Non-knitting content post today, readers, but important for fiber folks to read especially if you’re not a techie. I learned this afternoon that Ravelry, our very popular knitting/crocheting/weaving/fiber-ing website, got hacked recently. Ravelry user names and encrypted passwords were stolen. Even though passwords were encrypted, Casey (Ravelry’s code monkey) recommends you change your Ravelry password as soon as possible. I have changed mine. My old password was and my new password is Ravelry-specific; I don’t use them anywhere else.

I am grateful that Casey announced this soon afterward and was open about what happened. Some of the companies that were recently in the news delayed their announcement(s) or were not so open, making their and consumers’ problems even worse than they already were.

Lots of Ravelers in the forums are asking why anyone would want to hack a knitting site specifically. To learn about our yarn preferences? To put himself or herself in danger of being attacked by a million users armed with pointy sticks? Lots of theories are proposed; however, from what I’m reading some folks don’t seem to understand that it’s unlikely the data thief is after our knitting content. Thieves typically look for something juicy to steal, something that can generate financial gain.

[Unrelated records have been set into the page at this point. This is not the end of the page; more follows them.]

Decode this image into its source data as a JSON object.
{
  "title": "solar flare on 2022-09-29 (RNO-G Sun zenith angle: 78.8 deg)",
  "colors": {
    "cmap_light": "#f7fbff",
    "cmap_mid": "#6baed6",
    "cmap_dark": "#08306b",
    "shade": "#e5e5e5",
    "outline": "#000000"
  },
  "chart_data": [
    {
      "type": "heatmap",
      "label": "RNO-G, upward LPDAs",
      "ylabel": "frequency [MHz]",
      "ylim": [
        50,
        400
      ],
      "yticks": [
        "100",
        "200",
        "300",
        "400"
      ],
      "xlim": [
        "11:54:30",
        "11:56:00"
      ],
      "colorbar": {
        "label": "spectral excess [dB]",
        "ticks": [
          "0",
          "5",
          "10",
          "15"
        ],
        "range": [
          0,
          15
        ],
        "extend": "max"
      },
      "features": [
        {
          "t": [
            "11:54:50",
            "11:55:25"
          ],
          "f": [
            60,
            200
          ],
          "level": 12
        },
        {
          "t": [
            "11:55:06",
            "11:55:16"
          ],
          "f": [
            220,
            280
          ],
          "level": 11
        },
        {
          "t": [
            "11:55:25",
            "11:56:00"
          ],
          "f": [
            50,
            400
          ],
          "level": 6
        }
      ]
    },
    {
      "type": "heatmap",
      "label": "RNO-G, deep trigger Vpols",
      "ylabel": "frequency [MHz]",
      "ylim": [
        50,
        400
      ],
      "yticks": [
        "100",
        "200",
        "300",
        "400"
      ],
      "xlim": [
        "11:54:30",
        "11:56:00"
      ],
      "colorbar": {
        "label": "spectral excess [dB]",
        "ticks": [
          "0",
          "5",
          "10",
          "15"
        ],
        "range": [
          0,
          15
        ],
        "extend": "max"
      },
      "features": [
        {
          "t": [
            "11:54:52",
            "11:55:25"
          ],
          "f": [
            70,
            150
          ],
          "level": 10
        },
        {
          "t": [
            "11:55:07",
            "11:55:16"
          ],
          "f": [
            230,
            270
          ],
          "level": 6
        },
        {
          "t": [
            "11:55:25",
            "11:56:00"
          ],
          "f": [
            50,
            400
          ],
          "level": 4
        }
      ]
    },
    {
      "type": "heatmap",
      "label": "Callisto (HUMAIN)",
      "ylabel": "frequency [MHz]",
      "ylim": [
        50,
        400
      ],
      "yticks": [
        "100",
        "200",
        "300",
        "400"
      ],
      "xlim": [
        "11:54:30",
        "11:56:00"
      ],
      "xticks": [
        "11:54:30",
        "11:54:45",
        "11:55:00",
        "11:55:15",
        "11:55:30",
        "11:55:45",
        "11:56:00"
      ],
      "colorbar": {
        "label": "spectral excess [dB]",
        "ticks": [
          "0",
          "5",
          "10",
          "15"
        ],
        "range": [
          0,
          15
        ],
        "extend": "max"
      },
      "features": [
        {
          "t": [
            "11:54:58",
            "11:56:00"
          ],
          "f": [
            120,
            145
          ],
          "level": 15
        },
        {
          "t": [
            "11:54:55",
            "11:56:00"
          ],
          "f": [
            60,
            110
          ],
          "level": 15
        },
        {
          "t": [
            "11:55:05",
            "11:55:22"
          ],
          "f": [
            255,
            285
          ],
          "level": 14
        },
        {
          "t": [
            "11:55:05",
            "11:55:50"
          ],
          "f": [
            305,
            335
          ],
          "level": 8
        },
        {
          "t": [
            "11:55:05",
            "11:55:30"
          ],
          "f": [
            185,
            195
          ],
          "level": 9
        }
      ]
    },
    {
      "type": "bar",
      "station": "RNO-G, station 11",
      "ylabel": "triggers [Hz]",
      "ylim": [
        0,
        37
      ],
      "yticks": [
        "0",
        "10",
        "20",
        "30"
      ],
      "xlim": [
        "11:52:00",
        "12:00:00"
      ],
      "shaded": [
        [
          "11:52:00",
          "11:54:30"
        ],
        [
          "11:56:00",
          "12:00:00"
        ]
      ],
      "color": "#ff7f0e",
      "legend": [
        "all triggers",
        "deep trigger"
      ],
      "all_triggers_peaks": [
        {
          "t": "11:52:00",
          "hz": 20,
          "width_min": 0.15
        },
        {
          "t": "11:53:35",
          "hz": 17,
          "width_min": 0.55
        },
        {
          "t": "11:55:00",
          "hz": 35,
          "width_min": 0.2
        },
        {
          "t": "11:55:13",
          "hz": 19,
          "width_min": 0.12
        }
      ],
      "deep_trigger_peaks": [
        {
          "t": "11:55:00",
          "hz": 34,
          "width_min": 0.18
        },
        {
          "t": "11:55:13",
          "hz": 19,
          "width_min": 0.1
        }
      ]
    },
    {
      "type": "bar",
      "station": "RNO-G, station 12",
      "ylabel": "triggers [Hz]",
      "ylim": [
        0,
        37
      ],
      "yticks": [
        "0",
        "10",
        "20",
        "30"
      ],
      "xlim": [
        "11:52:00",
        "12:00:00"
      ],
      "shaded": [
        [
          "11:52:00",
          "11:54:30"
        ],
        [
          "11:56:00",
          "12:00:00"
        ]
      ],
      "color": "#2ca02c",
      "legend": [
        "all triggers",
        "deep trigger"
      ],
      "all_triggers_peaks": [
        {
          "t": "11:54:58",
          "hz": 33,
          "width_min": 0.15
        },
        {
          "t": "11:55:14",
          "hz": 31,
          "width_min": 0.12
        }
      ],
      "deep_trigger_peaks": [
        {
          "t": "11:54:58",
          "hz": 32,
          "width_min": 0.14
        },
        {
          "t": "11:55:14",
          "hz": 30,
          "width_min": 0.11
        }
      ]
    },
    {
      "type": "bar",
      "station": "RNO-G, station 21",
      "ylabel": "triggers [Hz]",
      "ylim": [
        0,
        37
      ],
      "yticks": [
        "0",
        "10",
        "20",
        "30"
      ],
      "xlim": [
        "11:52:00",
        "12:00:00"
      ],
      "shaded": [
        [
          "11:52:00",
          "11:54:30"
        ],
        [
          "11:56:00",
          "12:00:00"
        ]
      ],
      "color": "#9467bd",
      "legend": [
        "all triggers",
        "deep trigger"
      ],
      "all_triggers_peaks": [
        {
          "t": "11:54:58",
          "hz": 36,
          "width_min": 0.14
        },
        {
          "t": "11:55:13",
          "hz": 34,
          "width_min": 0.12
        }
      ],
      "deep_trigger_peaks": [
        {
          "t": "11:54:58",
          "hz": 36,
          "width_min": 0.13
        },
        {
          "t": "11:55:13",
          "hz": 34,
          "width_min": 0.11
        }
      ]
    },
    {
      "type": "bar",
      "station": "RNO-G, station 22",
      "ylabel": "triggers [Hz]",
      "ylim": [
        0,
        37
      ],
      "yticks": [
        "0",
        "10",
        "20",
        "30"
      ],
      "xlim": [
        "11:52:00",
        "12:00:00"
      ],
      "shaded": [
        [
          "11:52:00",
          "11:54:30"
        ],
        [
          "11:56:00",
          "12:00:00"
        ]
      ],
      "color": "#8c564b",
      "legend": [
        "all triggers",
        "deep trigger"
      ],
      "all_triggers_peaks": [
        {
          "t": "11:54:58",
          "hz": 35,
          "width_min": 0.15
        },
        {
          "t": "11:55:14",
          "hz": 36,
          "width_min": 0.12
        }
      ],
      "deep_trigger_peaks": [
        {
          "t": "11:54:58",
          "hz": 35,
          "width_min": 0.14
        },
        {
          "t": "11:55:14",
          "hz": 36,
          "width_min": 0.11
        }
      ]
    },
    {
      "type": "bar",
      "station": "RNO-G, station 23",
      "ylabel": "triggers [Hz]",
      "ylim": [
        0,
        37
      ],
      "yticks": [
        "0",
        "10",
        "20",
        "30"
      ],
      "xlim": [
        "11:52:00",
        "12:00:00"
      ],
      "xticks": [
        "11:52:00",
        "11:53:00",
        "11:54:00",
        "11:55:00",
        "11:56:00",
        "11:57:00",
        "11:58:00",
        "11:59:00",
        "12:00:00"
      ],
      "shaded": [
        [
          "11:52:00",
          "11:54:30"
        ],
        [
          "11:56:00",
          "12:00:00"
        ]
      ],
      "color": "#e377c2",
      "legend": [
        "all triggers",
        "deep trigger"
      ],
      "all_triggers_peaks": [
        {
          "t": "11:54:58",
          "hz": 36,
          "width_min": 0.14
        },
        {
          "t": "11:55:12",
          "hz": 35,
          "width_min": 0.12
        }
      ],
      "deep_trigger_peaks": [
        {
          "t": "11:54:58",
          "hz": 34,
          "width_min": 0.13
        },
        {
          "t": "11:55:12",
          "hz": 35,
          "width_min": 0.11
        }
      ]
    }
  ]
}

It’s most likely the thief got user names and encrypted passwords and that’s where this ends. We’re relatively safe. It’s also a little possible the thief can unencrypt those passwords or stole more than what Ravelry’s Power That Be have yet detected (I’m definitely not accusing anyone of anything here, just saying it’s something to consider). Assuming the thief is able to unencrypt the passwords, he or she now has a known working user name and password combination that you may have used in another area of your online life. Our Ravelry accounts also have the potential to contain information that can readily allow someone with bad intent to really mess up your life, were someone else to log on there as you:

– Your real name (if it’s anywhere in your profile)
– Your spouse’s/kid’s/pet’s name
– Your country/city/state of residence
– Your birthday month or day or year, or combination thereof
– Your blog address
– Your email address
– Your favorite colors and curse words
– Everything you’ve written in your “About me” section

Fortunately for us Ravelers, Ravelry doesn’t store financial information; a hacker couldn’t get your credit card number from Ravelry. However, if you’ve used your Ravelry user name and password combination on any other site (your bank or PayPal or Amazon, perhaps?) and if this thief has it, he or she has a means of obtaining access to those and having a field day. Those things I listed above? People commonly use family members’ names or favorite things to create their passwords so you may have some easy-to-guess passwords. If you use the same password for your email account or your blog or your business that you’ve listed in “About me,” change those passwords too. Obviously, any fellow Raveler has access to all our profile information and we should use a little discretion in what we put there. I like to think I can trust all Yarn People but I know that’s an unrealistic assumption.

The other big potential problem I see is that the thief who took this data knows we’re all Yarn People and if he or she got our email addresses (or can guess them — is your email address your Ravelry user name followed by @yahoo or @gmail?), can now send targeted email. Possibilities:

– a malware link disguised as an enticing cashmere promotion
– a spearphishing (targeted phishing) message saying your account at Ravelry or Favorite Local Yarn Store or PayPal is suspended, “click here now to verify your account”
– a message from a fellow Raveler saying “I’m on vacation and my wallet got stolen, I need help so click this link to send me money”

So… be careful out there. Don’t use the same user names and passwords for everything. If you have, go change some of them, especially financial ones. Be cautious what you click on in an email even if the source looks like it’s from a friend or reputable vendor. If the email is something financial (esp. from a bank or credit card company), don’t click on any links in the email. Open a browser window, browse to the bank’s web site, then log in and look for any messages. All that stuff is spoofed so easily that it’s better to be safe than sorry.

And the last thing we want is for someone to get our yarn money.

One more thing: anything that pops up that says “your computer is infected!” and it’s not from the anti-virus and -malware software you installed on your computer and pay an annual subscription fee for, don’t click on it, not even to close it. Restart your computer, launch your anti-virus software, and run a complete scan.

My apologies for long-windedness. Information theft is something I feel strongly about, too many people I know have fallen prey to one or more of these, and data thieves and malware writers should be locked up in windowless cells without a computer.